Twenty years on, are Europe’s free dailies in a free fall? A Q&A with Piet Bakker

Once seen as a path to quick success with advertisers and a sure-fire winner with public-transport commuters, free daily newspapers in Europe have taken a hard hit in the past several years.

by Brian Veseling | January 19, 2015

In a blog post earlier this month, Piet Bakker, a journalism professor in the Netherlands who has chronicled the ups and downs of free dailies on his Newspaper Innovation website since 2004, noted that recent years have seen a drastic decline of free daily newspapers throughout Europe.

At their peak in 2007, there were some 140 free daily papers in 31 European countries with a circulation of approximately 27 million, according to Bakker’s post.

However, by the end of 2013, there were just 65 free dailies in 23 European countries, with an estimated circulation of 14 million.

Next month will mark the 20th anniversary of the modern free daily movement, which Bakker says was ignited by the launch of Metro Stockholm on 13 February 1995. Ahead of that milestone, Bakker has undertaken a series of 67 blog posts (yes, 67!) that examine the status of free dailies around the world, going country-by-country in alphabetical order, starting in Europe.

In a recent e-mail interview with us, he describes the reasons for the decline and his predictions for this year for Europe’s free dailies.

WAN-IFRA: In your first post this year, you noted that free daily newspapers in Europe have seen a nearly 50-percent circulation decline since 2007. What are the main reasons for that decline?

Bakker: Since free dailies have only one source of income – advertising – the economic crisis hit this sector harder than other print media. Apart from that, there is a general decline in print circulation, probably because younger generations don’t use print that often. This generation was always rather interested in free dailies but now increasingly uses mobile phones during the time that they used to read a free newspaper. And just before the crisis, many free titles were launched (in 2005-2007), which resulted in fierce competition among free papers, hurting the business model even more.

Aside from Austria, which you recently pointed out as a rare exception, where are free dailies strongest in Europe?

I am now on number 7 (the Czech Republic) – but in markets like Switzerland and Sweden they still seem to be rather strong. Also, Denmark with the new Mx-format is still doing very well.
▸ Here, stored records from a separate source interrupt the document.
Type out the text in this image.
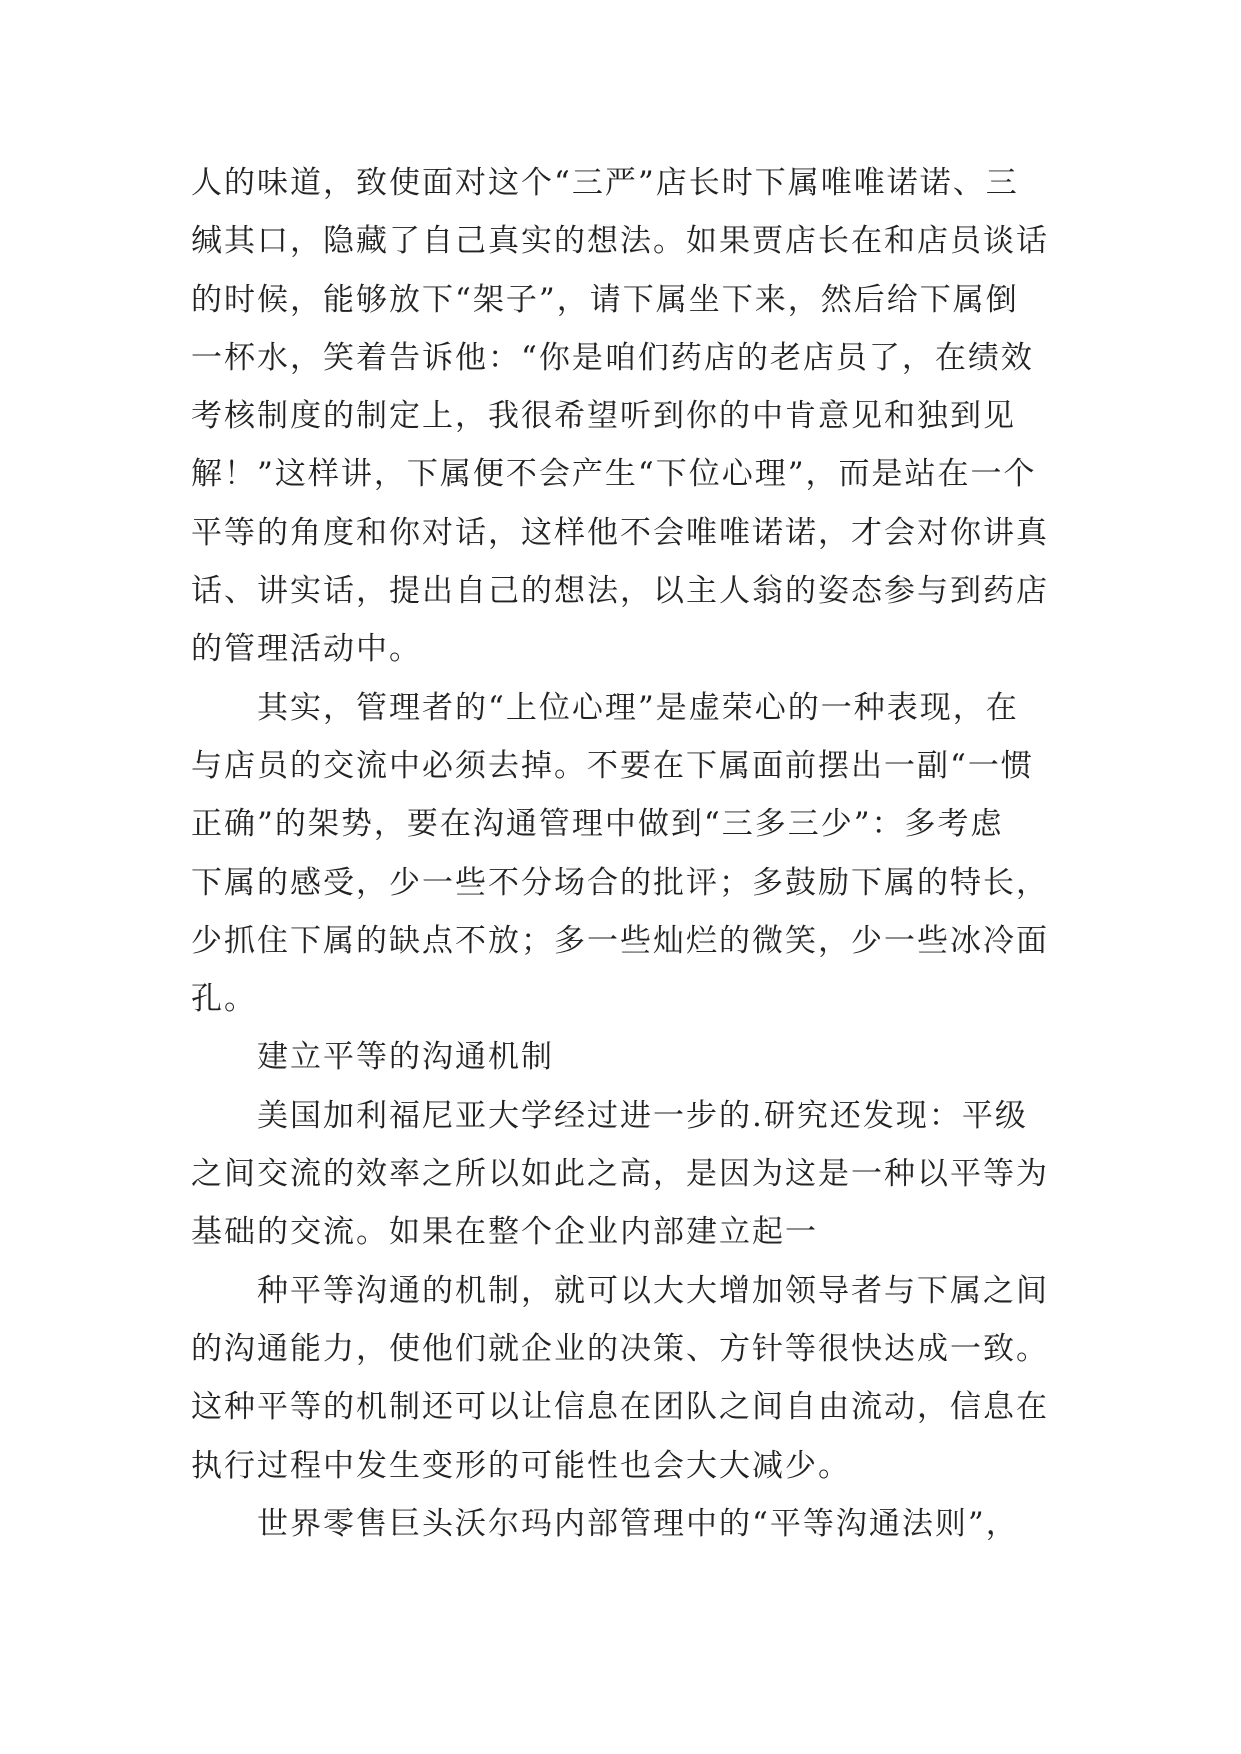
人的味道，致使面对这个“三严”店长时下属唯唯诺诺、三
缄其口，隐藏了自己真实的想法。如果贾店长在和店员谈话
的时候，能够放下“架子”，请下属坐下来，然后给下属倒
一杯水，笑着告诉他：“你是咱们药店的老店员了，在绩效
考核制度的制定上，我很希望听到你的中肯意见和独到见
解！”这样讲，下属便不会产生“下位心理”，而是站在一个
平等的角度和你对话，这样他不会唯唯诺诺，才会对你讲真
话、讲实话，提出自己的想法，以主人翁的姿态参与到药店
的管理活动中。
其实，管理者的“上位心理”是虚荣心的一种表现，在
与店员的交流中必须去掉。不要在下属面前摆出一副“一惯
正确”的架势，要在沟通管理中做到“三多三少”：多考虑
下属的感受，少一些不分场合的批评；多鼓励下属的特长，
少抓住下属的缺点不放；多一些灿烂的微笑，少一些冰冷面
孔。
建立平等的沟通机制
美国加利福尼亚大学经过进一步的.研究还发现：平级
之间交流的效率之所以如此之高，是因为这是一种以平等为
基础的交流。如果在整个企业内部建立起一
种平等沟通的机制，就可以大大增加领导者与下属之间
的沟通能力，使他们就企业的决策、方针等很快达成一致。
这种平等的机制还可以让信息在团队之间自由流动，信息在
执行过程中发生变形的可能性也会大大减少。
世界零售巨头沃尔玛内部管理中的“平等沟通法则”，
Most papers don’t reveal financial data for their titles, so it is not easy to see how profitable they are. France and Spain are still struggling, as are Italy and the Netherlands.

What do you expect to see happening regarding free dailies in Europe this year – further declines?

Yes, a further decline, changes in France probably, maybe in other southern countries (Italy, Portugal) as well. At the end of the Europe series (probably halfway through February) I will publish the full data for Europe for 2014.